Lenz se veía como un observador del mundo, y de ahí provenía parte de su gran fuerza: aún no había sido llamado al centro; la existencia era algo que podía ver, tanto la suya como la de los demás; un espectador cuya única preocupación era la alimentación, el sueño y la calidad del espectáculo. Lenz no podía ocultar que se consideraba la única instancia decisiva de su vida. Todos los demás elementos eran secundarios a aquello que él consideraba esencial en ese problema –el único problema importante– que era el hecho de estar vivo. Cierta adoración desproporcionada que siempre había desplazado hacia su padre se basaba, en el fondo, en esta adoración por la autosuficiencia, y sus padres –aquéllos que le habían dado la posibilidad de tener el problema de estar vivo para resolverlo– eran los únicos de los que nunca podría decir: no han hecho nada por mí, porque a decir verdad lo habían hecho, de la cabeza a los pies: una casa humana.
Con su hermano, por ejemplo, no tenía ninguna deuda: eran construcciones distintas, Albert y él, dos casas paralelas; en una podría faltar la luz durante años y en otra haber electricidad abundante y por ello despreciada, como todo lo que tenemos en exceso, pero nada entre las dos casas se volvería sentimental.
Entre los dos hermanos se producía un irreversible alejamiento. Es decir, todo acercamiento era un ataque y nunca el inicio de un vulgar apretón de manos.
Había, sin duda, la sensación de lucha por un espacio. El patrimonio material, y también el nombre de la familia, eran los motivos de una repulsa que sólo un conflicto explícito podría posponer. ¿Quién tenía más derecho a usar el apellido familiar? He aquí la cuestión más relevante. Porque llegados a este punto no había posibilidad de división: un nombre no era un terreno que una regla más o menos bien intencionada pudiera dividir manteniendo dos lados mínimamente satisfechos. No se puede dividir un nombre.

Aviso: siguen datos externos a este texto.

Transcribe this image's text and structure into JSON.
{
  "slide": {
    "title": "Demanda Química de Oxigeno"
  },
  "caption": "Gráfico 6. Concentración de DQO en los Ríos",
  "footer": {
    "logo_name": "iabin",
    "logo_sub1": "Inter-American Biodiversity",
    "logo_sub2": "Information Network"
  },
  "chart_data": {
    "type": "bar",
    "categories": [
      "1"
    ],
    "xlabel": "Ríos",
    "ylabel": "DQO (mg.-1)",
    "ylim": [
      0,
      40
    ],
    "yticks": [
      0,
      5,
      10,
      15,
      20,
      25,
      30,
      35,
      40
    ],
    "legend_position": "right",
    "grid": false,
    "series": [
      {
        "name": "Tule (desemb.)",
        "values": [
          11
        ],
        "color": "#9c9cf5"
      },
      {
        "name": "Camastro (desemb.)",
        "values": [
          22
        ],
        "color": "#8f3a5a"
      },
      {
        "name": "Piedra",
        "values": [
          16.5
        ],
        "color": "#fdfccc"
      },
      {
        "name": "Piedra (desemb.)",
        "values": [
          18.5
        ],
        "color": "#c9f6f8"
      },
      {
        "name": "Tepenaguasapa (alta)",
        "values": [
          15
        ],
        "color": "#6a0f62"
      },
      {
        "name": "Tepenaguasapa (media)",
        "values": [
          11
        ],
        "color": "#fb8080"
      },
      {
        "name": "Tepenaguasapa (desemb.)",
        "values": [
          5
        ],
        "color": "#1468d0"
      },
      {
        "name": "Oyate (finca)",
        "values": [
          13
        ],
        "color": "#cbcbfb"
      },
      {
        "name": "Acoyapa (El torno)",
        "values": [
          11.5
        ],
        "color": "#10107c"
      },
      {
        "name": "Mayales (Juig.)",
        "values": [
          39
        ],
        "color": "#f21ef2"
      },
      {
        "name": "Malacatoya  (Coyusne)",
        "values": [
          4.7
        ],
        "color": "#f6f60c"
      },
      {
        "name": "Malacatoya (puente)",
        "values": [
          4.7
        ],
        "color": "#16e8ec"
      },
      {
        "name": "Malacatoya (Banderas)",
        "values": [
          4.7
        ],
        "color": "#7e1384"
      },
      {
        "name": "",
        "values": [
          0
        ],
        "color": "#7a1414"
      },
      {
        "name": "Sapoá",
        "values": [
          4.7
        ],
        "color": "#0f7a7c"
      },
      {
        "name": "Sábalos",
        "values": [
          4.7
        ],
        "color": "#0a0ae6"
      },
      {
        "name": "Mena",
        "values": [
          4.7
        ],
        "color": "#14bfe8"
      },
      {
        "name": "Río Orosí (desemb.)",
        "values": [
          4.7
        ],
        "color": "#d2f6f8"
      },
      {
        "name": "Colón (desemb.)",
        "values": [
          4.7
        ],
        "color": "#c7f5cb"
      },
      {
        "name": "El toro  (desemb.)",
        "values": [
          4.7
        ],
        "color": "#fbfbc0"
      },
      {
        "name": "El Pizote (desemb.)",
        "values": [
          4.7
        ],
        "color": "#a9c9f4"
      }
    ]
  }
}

Y para Lenz era fundamental el nombre de la familia: Buchmann. Si Lenz Buchmann no lo exhibía y no exigía que lo llamaran por el apellido familiar era tan sólo porque Albert, Albert Buchmann, su hermano unos años mayor que él, había empezado a exhibirlo mucho antes, como si lo dejara sobre la mesa antes de iniciar cualquier diálogo. Lenz jamás aceptaría ser el segundo Buchmann, y de hecho consideraba que en su hermano el nombre Buchmann se había convertido en un nombre defensivo, mientras que en sus manos, antecediendo sus acciones, el nombre Buchmann tomaba innegablemente un carácter guerrero, de ataque. Y por eso era sencillamente Lenz y trataba también a su hermano por el nombre de pila, negándose a explicitar el apellido familiar.
Pero fue precisamente su hermano, Albert, quien estuvo en el origen de un cambio en su actitud respecto a la carta que una mujer a punto de morir le había entregado en el hospital.
En una de sus raras visitas, siempre amenizada con alguna disertación sobre literatura (ambos eran grandes lectores), y ya en el momento en que, de pie, se preparaba para los pequeños diálogos insignificantes previos a la despedida, Albert vio la carta, todavía el armario de la sala, con el remitente y el destinatario vueltos hacia arriba.
Lenz se lo aclaró:
–Es la carta de una mujer que se está muriendo en el hospital. Me la dio para que la echara al correo. No le queda mucho más tiempo de vida. Aún no he podido...
Albert frunció el ceño, como solía hacer ante cualquier alusión a la enfermedad, pues él mismo estaba enfermo, y por más que pareciera hallarse todavía en el bando del poder respecto al otro bando, al de la muerte, tenía ya la percepción de que en poco tiempo se alteraría el resultado del combate.
–Son momentos delicados –se limitó a decir Albert–. Todo el mundo quiere despedirse.
–Todo el mundo tiene derecho a despedirse –respondió Lenz con sequedad.